I love my house. It is my sanctuary, my refuge, my temple of solitude and peace. And I have no doubt that it was given to me to heal, and as it is healed, so am I. It's a great exchange. Giving and receiving is one in truth.

What else is up?

A show in December, 2015.  I'm three-quarters finished with the pieces. I have two more to complete this summer and I'm ready. I'm averaging about two shows per year, and with that, I am satisfied, and grateful.

Books. A stack that I have to get to. So it will be many evenings, after working on the house and in the garden, of gin and tonics and some good reads. Rachel Carson's Silent Spring, been on the reading agenda for over a year. Charles Eisenstein's The More Beautiful World Our Hearts Know is Possible; Resistance Against Empire, by Derrick Jensen; Hemenway's  Gaia's Garden, all about permaculture and the urban gardener.


Relationships! My children. I'll hang with my daughter and daughter-in-law, my grandchildren. Take in tapas and the Eastern Market in DC. with my son. Visit sisters and brothers. Take in a wedding and there's plenty birthdays to celebrate! 

It's a divine unfolding going on here.










Wednesday, January 14, 2015

Tonight I am working on the text for the Sessions in Shifting, and ideas or information, however one wants to put it, always come to me when I am putting together something that is for a learning purpose (or in this case an unlearning purpose). Sometimes the information that comes to me has nothing to do with what I am writing. I just think that it is when I am in that zone of nonresistance, the communication flows so much easier.

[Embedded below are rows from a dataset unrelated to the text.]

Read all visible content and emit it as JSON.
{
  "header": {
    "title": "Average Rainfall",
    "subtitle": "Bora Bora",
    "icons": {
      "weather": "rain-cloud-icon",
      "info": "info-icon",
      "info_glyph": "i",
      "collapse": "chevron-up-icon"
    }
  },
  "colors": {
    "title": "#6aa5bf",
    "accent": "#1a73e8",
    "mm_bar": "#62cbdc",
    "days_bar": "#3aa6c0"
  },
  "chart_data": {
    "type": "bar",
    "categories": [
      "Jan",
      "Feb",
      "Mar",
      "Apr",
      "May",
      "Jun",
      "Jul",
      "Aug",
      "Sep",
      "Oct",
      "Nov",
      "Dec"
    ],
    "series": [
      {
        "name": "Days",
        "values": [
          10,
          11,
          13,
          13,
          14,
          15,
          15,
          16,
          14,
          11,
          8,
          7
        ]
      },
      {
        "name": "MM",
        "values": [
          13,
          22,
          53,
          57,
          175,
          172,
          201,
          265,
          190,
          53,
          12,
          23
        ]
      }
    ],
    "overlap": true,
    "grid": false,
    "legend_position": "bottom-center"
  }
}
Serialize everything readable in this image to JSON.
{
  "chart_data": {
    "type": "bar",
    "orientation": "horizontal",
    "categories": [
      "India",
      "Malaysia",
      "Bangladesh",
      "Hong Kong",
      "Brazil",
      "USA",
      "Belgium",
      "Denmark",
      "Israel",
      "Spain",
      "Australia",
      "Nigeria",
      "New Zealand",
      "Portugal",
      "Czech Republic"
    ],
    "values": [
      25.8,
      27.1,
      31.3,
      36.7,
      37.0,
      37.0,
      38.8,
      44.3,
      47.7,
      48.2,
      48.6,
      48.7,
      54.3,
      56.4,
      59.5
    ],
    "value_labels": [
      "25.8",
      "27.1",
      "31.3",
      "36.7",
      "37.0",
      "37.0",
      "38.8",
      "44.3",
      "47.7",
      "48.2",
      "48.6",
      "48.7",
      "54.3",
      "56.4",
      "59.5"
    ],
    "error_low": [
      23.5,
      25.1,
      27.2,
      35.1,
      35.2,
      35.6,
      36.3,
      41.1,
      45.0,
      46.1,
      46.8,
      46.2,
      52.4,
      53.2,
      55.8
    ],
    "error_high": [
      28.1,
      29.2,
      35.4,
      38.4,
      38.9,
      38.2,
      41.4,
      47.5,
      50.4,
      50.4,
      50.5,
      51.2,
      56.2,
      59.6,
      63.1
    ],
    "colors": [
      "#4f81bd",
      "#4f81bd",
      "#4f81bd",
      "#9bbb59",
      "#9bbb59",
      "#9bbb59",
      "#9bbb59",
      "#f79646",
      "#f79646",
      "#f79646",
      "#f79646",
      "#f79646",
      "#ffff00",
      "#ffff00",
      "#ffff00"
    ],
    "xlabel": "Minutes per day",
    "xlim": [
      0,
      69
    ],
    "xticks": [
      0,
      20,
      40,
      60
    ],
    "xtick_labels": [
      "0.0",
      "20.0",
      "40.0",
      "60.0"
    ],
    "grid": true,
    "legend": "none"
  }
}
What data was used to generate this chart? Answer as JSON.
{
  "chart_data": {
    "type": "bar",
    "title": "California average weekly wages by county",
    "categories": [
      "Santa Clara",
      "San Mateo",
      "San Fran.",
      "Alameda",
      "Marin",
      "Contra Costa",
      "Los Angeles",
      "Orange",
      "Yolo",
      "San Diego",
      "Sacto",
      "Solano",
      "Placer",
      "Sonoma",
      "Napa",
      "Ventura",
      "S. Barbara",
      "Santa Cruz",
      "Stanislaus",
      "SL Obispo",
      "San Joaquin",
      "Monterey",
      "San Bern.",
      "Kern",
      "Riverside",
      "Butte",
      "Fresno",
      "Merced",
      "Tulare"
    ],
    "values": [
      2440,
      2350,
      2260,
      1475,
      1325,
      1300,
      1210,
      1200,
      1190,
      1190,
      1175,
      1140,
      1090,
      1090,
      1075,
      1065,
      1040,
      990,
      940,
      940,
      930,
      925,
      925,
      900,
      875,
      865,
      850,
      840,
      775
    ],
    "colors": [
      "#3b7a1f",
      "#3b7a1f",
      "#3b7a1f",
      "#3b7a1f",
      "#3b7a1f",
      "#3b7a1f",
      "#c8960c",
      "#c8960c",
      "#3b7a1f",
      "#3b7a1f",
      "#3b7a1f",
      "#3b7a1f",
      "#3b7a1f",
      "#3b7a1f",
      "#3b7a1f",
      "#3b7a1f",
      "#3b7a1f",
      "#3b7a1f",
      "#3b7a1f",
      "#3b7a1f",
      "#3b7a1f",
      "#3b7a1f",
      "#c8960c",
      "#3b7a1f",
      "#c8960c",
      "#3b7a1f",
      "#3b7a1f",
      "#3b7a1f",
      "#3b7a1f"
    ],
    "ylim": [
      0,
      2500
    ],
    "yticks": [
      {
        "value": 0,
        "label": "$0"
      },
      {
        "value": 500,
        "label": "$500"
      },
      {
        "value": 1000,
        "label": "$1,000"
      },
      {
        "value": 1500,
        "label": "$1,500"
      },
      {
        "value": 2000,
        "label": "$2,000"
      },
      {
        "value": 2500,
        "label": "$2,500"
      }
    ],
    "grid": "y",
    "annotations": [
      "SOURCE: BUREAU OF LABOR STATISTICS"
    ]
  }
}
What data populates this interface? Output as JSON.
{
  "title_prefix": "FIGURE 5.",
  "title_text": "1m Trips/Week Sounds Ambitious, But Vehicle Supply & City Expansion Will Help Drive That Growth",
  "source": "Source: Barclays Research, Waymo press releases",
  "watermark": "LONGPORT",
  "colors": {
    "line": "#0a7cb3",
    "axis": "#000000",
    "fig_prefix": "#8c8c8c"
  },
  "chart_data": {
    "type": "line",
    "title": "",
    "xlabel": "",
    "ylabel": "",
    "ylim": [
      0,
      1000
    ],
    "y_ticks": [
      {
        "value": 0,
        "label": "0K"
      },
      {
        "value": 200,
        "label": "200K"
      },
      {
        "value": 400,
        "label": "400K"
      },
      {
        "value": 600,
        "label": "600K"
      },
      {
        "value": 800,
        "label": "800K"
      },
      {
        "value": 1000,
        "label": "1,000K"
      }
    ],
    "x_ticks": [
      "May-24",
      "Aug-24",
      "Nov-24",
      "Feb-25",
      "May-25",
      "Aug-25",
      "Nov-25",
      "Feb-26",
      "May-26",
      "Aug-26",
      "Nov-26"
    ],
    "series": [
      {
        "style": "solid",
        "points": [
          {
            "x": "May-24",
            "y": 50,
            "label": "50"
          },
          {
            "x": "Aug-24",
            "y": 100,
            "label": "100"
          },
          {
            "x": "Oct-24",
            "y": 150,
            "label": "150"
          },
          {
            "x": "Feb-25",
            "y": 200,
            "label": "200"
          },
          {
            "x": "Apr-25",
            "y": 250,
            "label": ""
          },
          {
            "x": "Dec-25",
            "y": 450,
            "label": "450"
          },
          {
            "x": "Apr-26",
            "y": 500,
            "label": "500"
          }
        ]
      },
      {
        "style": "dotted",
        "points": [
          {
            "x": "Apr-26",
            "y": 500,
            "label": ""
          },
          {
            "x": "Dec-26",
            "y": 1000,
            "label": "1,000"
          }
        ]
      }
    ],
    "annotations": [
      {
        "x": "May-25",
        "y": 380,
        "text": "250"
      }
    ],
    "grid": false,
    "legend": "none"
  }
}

But what came to me tonight was this idea about time. I felt like 2014 flew by, and I have heard other people make the same or similar comment. There is a dialogue in A Course of Love and A Course in Miracles about time. In ACIM, time is defined as a learning interval: it's the time it takes one to become aware of who they are. All life experience "in time" is engagement in lessons that are designed to bring about the awakening. Once that awakening takes place, there is no longer a  need for time. In ACOL time is used to complete the transitioning from the state of separation to the state of Unity Consciousness. ACOL takes one through this transition in The Treatises and in The Dialogues. 

Some of the guidance includes recognizing when one is acting, mostly from habit, from beliefs in the separation. It's called "running into your old self." I do this a lot, and it is what I am focusing on now. Like with this idea of time. I have begun to experience this dismantling of time. It's not like how I thought it was going to be. At first, it is emotionally painful and disorienting. Some depression comes with it, and I think this is because those structures that I based my life on have been deconstructed, and are no more. And I wouldn't go back, couldn't go back, and rebuild them anyway. They were all based on illusions/falsehoods.

Anyway, what I am finding disorienting is nothing but mind's response to absence of those structures. It's totally about thinking, and that is why ACOL says that all thought, as you have known it, must cease, or else...well, I will spend the rest of my days in this transitioning, and I simply cannot bear that.

So I will say it again. Tonight, while I was working on the Sessions, I received some communication: I've come too far, and I can't turn back now; and there ain't shit in that old world, that old life that I would turn back too. Nothing.